Attention à ne pas se rater: Ce n'est pas une nouveauté, aux US, l'échec est perçu d'une manière radicalement différente -sur le modèle de certaines start-up de la Silicon Valley qui recrutent uniquement des personnes qui ont échoué dans la création de leur business. Un homme qui a tenté et échoué, c'est quelqu'un qui a une experience, une histoire et qui peut la modifier dans un nouvel environnement… «Qu'avez-vous raté dans votre vie?» et surtout «vous en avez tiré quelle(s) leçon(s)?» c'est une des questions qui revient le plus souvent dans les entretiens d'embauche aux US… légèrement plus intéressante que la célèbre question à un million posée par des centaines de recruteurs en France… «Madame/Monsieur, bonjour, quels sont vos points forts/points faibles?».

La rigidité de la législation: On aura beau partir le plus loin possible, le cliché du Français syndiqué-gréviste buvant son café en terrasse nous colle à la peau. Excessif? Oui, certainement, mais ce contrat de travail français très rigide fait peur aux sociétés internationales qui souhaitent investir en France. Du fait de cette complexité, les processus de recrutement en France sont plus longs et plus coûteux pour l'entreprise… Un directeur Sales d'une société dans le Cloud m'a dit: «il faut qu'il arrive à se mettre dans la tête que plus d'un recrutement sur deux est une erreur de casting. Avec cette souplesse du droit du travail américain, on se laisse l'option de se séparer si cela ne convient pas et cela marche dans les deux sens.»

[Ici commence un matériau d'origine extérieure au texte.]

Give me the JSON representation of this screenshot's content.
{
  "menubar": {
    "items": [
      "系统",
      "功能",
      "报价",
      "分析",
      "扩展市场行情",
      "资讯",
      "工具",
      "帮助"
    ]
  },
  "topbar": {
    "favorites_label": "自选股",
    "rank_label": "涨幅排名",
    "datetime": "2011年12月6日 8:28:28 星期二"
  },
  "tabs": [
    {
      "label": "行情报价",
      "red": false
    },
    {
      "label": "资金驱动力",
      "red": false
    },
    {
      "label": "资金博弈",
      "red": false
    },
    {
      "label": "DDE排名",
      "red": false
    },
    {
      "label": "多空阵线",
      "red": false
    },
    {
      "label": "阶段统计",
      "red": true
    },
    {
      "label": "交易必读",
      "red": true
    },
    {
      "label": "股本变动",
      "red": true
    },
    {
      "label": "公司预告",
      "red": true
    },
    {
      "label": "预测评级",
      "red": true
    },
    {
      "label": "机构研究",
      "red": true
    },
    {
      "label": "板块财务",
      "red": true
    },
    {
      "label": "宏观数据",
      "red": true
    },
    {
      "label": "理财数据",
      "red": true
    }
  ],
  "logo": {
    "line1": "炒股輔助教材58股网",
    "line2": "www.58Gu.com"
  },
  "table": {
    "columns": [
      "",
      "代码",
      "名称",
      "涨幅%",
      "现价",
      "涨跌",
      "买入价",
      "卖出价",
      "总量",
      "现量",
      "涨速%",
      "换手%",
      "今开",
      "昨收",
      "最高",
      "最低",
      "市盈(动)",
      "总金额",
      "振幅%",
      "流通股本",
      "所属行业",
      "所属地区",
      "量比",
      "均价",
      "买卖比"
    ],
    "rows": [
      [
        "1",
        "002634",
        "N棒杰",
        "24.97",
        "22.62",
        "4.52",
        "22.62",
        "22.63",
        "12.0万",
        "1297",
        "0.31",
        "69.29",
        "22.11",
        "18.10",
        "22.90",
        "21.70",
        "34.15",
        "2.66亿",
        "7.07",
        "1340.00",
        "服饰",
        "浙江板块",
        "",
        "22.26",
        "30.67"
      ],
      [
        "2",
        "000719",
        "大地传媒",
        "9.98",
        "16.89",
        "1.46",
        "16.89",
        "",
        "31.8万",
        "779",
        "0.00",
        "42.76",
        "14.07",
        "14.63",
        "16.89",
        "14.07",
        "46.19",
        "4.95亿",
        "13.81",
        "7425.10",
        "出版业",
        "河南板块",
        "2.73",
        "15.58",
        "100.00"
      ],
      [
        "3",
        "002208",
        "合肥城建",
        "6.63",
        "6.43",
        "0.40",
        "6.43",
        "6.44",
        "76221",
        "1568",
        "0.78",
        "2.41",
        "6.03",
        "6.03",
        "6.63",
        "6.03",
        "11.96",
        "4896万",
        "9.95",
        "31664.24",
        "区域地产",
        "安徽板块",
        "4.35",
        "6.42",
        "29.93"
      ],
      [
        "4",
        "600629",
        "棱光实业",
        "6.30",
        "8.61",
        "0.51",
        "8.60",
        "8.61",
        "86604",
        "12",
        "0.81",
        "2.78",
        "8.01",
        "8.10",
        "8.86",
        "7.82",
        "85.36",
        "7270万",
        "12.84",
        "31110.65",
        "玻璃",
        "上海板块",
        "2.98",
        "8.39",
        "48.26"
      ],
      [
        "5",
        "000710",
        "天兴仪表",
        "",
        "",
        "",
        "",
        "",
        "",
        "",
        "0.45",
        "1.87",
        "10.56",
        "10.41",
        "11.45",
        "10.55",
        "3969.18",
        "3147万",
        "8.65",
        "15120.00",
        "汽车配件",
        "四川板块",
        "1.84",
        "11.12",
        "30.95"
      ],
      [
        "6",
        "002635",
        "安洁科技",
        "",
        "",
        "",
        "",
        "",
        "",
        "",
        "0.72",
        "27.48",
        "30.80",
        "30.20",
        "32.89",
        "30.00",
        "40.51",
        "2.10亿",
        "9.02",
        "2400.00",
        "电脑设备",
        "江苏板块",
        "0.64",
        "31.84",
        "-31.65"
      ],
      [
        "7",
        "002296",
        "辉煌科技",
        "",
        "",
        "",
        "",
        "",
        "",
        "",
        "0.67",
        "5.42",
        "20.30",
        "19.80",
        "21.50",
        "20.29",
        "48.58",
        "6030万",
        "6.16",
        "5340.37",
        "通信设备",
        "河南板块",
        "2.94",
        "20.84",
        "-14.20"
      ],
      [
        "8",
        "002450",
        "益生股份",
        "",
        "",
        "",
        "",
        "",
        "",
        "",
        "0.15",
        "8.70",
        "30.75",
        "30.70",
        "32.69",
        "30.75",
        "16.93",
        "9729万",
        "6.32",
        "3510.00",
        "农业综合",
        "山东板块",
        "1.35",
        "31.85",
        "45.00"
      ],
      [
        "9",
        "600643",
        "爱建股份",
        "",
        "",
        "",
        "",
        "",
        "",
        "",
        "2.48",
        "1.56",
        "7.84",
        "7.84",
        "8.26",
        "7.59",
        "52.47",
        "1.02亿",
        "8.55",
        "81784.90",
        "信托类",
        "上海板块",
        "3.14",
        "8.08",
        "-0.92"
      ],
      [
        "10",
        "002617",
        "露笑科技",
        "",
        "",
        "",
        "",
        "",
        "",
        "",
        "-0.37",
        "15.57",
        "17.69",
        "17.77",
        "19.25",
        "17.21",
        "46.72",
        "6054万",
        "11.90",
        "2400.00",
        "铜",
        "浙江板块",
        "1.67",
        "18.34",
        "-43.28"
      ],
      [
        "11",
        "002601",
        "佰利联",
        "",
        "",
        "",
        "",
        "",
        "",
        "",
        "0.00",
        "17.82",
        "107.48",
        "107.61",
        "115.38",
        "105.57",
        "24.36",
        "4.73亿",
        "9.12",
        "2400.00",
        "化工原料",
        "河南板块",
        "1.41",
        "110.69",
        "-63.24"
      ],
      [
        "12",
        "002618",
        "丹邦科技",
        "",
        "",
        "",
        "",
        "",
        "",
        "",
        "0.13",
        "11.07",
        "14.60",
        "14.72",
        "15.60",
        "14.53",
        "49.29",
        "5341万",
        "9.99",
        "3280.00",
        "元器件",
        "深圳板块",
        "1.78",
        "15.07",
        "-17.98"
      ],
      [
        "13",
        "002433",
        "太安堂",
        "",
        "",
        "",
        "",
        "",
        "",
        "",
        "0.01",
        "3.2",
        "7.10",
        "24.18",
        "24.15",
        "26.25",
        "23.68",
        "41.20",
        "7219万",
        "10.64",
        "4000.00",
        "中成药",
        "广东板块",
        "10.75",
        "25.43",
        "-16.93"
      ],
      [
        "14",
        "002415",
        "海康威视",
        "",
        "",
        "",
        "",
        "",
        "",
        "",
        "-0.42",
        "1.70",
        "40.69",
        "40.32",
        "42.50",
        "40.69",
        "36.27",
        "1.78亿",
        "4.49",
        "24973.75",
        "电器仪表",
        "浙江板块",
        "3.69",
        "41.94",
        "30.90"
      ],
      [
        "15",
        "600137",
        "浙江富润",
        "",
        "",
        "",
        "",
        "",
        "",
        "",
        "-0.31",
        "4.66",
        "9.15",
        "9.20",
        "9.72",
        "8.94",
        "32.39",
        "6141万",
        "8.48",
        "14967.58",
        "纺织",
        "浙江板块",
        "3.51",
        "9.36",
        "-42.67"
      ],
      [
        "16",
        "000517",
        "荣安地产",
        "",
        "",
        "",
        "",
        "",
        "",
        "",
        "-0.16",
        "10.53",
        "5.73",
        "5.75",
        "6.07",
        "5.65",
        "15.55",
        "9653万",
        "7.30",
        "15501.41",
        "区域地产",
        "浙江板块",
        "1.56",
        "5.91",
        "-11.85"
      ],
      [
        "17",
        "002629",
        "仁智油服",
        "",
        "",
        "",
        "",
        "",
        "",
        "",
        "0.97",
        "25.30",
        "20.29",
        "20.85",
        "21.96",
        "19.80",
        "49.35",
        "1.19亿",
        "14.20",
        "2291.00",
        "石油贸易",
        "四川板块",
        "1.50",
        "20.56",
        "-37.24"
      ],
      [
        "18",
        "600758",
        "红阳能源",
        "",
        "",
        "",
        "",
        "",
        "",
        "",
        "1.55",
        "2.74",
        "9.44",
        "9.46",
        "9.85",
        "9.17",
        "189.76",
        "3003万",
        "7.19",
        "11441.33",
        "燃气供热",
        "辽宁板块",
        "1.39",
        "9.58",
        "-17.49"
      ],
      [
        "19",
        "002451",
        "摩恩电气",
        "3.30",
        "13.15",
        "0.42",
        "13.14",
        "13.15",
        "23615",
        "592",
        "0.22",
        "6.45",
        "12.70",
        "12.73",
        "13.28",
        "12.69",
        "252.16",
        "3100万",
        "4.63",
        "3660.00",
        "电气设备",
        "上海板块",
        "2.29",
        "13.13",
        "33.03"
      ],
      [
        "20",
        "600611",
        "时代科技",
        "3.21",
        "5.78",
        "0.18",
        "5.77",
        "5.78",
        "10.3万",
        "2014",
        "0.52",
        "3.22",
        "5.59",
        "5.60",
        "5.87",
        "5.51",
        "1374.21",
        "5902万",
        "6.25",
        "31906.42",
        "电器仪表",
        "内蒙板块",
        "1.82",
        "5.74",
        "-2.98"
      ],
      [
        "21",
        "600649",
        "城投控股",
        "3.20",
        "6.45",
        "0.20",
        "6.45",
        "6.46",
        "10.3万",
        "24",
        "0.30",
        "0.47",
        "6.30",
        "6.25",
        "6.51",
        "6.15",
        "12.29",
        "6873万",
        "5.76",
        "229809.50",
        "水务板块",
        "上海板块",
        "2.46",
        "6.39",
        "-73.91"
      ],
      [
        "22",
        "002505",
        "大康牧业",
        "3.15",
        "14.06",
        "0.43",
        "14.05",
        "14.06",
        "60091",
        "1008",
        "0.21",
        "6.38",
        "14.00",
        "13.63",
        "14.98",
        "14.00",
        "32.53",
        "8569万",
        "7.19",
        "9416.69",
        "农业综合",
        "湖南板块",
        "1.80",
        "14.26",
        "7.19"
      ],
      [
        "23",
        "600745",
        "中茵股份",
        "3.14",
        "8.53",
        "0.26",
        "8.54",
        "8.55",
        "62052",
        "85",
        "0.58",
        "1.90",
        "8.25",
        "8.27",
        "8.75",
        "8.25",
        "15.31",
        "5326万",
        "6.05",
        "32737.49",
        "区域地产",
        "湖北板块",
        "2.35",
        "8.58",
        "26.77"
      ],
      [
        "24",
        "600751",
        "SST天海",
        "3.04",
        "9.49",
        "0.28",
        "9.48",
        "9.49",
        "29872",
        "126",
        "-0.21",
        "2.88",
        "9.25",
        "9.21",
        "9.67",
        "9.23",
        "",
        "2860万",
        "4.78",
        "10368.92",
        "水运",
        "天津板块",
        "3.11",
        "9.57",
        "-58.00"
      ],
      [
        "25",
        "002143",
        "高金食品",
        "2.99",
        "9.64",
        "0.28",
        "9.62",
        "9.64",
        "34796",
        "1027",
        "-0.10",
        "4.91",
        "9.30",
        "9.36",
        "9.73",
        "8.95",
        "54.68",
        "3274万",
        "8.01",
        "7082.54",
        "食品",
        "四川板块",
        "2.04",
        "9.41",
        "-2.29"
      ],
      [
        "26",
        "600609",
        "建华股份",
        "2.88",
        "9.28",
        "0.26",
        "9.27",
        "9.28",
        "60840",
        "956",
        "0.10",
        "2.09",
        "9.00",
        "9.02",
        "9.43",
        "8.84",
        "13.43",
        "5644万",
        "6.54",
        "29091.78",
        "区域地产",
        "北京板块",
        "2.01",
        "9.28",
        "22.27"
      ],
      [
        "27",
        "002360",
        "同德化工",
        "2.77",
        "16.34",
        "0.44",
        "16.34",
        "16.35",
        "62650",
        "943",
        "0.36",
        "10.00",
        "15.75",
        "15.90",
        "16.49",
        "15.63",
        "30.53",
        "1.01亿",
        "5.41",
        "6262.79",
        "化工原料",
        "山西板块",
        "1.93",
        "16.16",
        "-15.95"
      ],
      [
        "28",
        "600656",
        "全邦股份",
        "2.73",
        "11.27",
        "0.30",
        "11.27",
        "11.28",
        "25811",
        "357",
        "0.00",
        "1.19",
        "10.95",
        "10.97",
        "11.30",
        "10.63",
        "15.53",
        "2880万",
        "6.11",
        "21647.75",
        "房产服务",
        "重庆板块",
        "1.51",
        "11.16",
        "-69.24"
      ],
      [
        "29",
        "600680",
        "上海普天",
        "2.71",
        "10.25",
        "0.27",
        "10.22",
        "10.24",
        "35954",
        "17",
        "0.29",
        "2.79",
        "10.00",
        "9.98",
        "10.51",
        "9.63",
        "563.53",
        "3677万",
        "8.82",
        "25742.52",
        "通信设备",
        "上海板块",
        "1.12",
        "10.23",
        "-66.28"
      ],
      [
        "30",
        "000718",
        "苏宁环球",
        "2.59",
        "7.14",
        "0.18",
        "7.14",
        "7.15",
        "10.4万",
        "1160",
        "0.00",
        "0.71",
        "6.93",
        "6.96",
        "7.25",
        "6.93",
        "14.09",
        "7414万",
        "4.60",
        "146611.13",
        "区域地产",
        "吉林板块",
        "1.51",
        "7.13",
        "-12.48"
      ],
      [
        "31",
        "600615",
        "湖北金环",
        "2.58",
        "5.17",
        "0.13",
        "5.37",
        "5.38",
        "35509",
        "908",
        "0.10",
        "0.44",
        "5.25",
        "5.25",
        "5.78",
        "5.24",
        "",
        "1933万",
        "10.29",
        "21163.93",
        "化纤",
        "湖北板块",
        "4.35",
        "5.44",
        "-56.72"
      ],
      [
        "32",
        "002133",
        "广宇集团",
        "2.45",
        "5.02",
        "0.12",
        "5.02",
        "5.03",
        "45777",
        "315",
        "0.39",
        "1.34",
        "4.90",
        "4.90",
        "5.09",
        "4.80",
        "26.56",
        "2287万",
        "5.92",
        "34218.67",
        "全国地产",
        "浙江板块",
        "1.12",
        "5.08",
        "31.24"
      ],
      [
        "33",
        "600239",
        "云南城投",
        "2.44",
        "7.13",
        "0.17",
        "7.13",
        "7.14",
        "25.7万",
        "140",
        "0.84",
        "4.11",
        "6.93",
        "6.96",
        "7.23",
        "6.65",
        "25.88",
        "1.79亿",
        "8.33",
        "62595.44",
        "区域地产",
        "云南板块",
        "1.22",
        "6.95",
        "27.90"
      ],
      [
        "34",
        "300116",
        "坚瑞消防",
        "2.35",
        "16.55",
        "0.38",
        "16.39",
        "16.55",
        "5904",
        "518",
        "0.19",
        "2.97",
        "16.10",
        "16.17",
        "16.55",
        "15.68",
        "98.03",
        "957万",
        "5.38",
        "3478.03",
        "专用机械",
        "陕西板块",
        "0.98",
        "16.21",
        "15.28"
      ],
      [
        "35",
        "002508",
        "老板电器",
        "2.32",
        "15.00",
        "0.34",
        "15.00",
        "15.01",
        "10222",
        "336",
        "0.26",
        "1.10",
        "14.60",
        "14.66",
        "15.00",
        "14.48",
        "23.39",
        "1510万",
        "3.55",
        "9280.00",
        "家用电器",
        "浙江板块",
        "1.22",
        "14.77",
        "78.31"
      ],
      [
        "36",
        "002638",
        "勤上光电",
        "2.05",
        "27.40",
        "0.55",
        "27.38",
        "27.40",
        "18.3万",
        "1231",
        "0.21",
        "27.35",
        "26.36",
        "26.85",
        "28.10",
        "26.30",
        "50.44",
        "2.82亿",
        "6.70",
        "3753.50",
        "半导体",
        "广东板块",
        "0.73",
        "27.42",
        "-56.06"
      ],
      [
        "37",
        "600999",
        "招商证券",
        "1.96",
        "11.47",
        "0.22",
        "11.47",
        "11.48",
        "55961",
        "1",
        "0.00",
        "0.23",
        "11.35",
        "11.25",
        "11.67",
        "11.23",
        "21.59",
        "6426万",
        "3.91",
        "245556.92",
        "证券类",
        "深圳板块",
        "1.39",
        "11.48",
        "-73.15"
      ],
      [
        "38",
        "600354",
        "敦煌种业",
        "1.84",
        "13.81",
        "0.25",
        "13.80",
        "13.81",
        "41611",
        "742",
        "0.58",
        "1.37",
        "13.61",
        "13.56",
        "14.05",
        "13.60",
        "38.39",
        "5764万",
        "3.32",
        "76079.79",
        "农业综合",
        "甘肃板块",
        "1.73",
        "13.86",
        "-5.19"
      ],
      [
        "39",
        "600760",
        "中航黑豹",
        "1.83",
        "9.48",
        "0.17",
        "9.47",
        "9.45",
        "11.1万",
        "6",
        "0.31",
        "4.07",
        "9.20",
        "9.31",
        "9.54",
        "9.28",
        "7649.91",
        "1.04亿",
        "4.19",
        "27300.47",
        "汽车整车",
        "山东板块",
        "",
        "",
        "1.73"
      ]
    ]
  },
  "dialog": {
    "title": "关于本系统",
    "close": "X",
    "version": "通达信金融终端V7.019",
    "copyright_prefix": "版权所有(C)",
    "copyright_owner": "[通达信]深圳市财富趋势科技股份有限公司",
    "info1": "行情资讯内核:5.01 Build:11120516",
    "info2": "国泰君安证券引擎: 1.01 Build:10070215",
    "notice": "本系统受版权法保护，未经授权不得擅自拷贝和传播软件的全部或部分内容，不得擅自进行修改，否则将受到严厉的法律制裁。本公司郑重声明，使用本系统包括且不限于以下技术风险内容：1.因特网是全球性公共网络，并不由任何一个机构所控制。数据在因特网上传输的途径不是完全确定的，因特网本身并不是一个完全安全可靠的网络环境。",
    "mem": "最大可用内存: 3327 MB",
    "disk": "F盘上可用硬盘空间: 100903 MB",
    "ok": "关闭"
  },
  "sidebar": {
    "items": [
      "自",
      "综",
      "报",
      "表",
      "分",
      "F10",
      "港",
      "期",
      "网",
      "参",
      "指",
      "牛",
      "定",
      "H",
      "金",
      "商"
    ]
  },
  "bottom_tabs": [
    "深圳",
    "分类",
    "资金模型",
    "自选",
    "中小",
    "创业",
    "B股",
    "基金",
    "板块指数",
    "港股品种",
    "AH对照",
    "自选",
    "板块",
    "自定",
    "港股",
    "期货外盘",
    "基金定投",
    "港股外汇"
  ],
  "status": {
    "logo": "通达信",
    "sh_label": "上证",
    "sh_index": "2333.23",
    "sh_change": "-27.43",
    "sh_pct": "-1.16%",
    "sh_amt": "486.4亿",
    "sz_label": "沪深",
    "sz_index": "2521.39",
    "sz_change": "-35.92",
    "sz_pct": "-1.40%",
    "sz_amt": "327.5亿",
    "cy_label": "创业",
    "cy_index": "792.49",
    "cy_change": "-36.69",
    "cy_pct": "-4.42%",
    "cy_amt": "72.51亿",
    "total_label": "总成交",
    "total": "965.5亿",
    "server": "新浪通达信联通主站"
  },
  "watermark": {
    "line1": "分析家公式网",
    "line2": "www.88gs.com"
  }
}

A la recherche de «l’Early Adopter»: La physionomie des salariés s'est scindée en deux ces dernières années: d'un côté les traditionnels (qui ont peur du changement) et de l'autre, les «Early Adopters» (qui osent et testent de nouvelles solutions sans se soucier du «legacy»… des vrais disrupteurs). Les Américains adorent ces profils, qu'ils débauchent à prix d'or en leur offrant structure et moyens pour faire fructifier cette créativité. De plus en plus de sociétés en France construisent des «Labs» pour détecter et tester des innovations et se transformer, nous sommes dans la bonne direction!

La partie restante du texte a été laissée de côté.